Random Tuesday

It feels like a random kind of day, now that the adoption process has come to a close and the little sister's wedding went off without a hitch. In my world, this downtime means that it's time to plan another event/adventure/escapade...but I think I'll wait until the weekend is over. When we were first placed in April, it felt like the waiting process was SO LONG. It wasn't, but when your life is up in the air, you begin to feel kind of like you're spinning out of control. Don't get me wrong, I love some chaos...but this sense of relief is great! I have all of this free downtime and I find myself giggling about random events.

Most recently - the WEDDING. Yes, the WEDDING...my sister's wedding. Long planned, long awaited for, and one of the most fabulous events EVER. :) I was excited about spending a week in Arizona enjoying sunshine! Fantasy: I pictured myself taking the week off of work and lounging in the pool while Grandma catered to my child. And golfing maniacally leisurely with el husbando and crazy family. Nope, none of that happened because I had "jobs" to do as the Matron of Horror...really fun jobs. Unfortunately, Grandma turns into a mad-woman before any event, so I wasn't going to "pawn" the kiddo off on her. I'm kicking myself now - I knew that it would go down like that, but I never learn. Plus, I must have forgotten that my first priority would be the little pickle...I'm thinking the last time I "celebrated" (partied, etc.) was pre-baby. Um yeah, it's not the same after-baby. :)

Reality: running errands, finding horseshoes, cleaning up after the party animals, doing five loads of laundry a day, prepping everything, and some other stuff I've already forgotten.

Here are some snippets of silly stuff from the WEDDING week:
Planter boxes..."where are the planter boxes. I need planter boxes. Can you build planter boxes?" This went on for a few days, until she finally located some to fit the succulents. I thought the boxes looked fabulous in their plain jane fashion, but...no. "Stain them...put horseshoes on them...wait, dip the horseshoes in paint first"...and so on. As the MOH, I gave myself the job of staining the boxes. This doesn't sound like a big deal until you consider that my hands were also "stained" a tobacco brown color afterward. No effing way...I was "stained" from head to toe. Sh*t, the wedding's in three days and I can't ruin the photos with this (not that I was too worried, my sister chose teeny-tiny bridesmaids and I was going to be the chumbawumba standing next to them in pics). Enter, El Papa...

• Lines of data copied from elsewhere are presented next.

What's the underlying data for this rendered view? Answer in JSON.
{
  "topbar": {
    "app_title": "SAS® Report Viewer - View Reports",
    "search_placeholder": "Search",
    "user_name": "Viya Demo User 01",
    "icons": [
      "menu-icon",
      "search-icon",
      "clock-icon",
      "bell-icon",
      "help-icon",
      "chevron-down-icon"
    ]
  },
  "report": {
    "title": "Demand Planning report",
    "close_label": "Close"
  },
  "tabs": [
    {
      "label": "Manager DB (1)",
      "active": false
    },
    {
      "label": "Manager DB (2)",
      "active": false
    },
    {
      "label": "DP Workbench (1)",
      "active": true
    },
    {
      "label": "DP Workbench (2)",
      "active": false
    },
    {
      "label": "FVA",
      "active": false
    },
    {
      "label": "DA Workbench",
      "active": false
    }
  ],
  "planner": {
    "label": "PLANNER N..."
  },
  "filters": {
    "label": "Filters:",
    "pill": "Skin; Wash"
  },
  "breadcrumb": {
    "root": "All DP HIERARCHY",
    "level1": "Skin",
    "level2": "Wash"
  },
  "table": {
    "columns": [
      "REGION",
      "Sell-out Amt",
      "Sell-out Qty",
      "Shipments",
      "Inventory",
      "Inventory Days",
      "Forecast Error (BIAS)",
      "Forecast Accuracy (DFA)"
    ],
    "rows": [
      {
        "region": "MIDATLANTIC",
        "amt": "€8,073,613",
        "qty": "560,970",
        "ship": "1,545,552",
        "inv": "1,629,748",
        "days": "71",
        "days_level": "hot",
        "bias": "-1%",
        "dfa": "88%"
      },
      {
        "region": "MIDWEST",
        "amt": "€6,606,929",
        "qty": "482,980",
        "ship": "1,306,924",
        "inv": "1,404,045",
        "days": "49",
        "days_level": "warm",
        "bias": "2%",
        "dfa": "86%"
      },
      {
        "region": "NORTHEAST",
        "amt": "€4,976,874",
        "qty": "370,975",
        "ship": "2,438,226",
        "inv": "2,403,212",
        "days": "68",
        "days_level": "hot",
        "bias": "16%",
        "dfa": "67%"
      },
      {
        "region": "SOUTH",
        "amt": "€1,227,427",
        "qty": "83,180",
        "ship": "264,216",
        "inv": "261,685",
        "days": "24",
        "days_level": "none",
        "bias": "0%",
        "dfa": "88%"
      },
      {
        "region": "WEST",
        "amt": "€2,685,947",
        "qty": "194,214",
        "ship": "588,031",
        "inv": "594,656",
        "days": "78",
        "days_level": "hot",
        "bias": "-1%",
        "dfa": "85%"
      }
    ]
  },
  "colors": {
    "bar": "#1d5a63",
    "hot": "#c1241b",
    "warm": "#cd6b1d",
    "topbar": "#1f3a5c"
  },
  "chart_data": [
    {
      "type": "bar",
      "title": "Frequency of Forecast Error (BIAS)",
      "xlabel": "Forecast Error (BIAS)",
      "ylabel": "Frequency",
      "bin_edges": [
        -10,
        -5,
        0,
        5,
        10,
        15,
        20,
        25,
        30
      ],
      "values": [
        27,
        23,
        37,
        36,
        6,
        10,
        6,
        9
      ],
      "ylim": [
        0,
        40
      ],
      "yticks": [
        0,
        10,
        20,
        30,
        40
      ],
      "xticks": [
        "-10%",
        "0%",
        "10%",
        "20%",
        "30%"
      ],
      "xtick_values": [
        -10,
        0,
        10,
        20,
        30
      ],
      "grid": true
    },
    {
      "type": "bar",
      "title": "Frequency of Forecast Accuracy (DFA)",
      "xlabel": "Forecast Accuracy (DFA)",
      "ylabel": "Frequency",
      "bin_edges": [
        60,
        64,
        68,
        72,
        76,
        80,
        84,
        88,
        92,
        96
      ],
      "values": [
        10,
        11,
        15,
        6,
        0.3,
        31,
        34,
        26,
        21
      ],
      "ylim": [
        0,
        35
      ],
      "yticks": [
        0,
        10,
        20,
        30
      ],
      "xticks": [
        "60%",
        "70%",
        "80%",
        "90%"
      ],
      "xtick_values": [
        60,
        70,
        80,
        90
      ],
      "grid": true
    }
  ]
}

Me: "Dad, how do I get this stain off - I can't even touch my baby until I get this off?!?!"
Brother and nephew: "paint thinner"
Me: "Dad, do we have any paint thinner?"
Dad: "Huh?"
Me: "Um, how do I get this off? I don't think the bride is going to buy off on it."
Dad: "Oh yeah, I have some somewhere..." as we sort through all of his shelves, which were surprisingly organized.
Me: "Um...I don't see any. What else?"
Brother and nephew: "Gas, gas will do it", they say helpfully.
Me: "You're going to pour gas on me to get this off?? You're freaking kidding, right?" As he starts pouring GREEN gas all over my hands!
Me: "Why is it GREEN!??!??!"
Dad: "Huh, must be mixed..."
Jeez...I'm now covered in stain and mixed gas. I'm getting high off the fumes and then I realize that I really can't touch my child for fear that she'll be high too. Good stuff.

Speaking of stink...as the girls are lounging in the pool on Sunday after the wedding, watching the burly guys dismantle the ginormous platform built JUST for the wedding, a skunk jumped into the pool area. Yep, a giant-could-be-stinky skunk. It caused quite the uproar and half the people ran for the hills. Disaster was averted, as the skunk scurried across the pool cover and into the drain. I can't say I know what happened because we hauled ass for the airport before the issue was settled.

Speaking of hauling ass...after lounging in the pool, we were late leaving the house for the airport and nearly ran out of gas. At ten miles to the airport, the rig indicated that we only had four miles of fuel left. Baha.

When we finally arrived home in Anchorage, we realized that my suitcase didn't make it...the suitcase with all of baby's stuff and my favorite cowboy boots. I could only laugh as the airline told me it was "lost". It's all relative, right?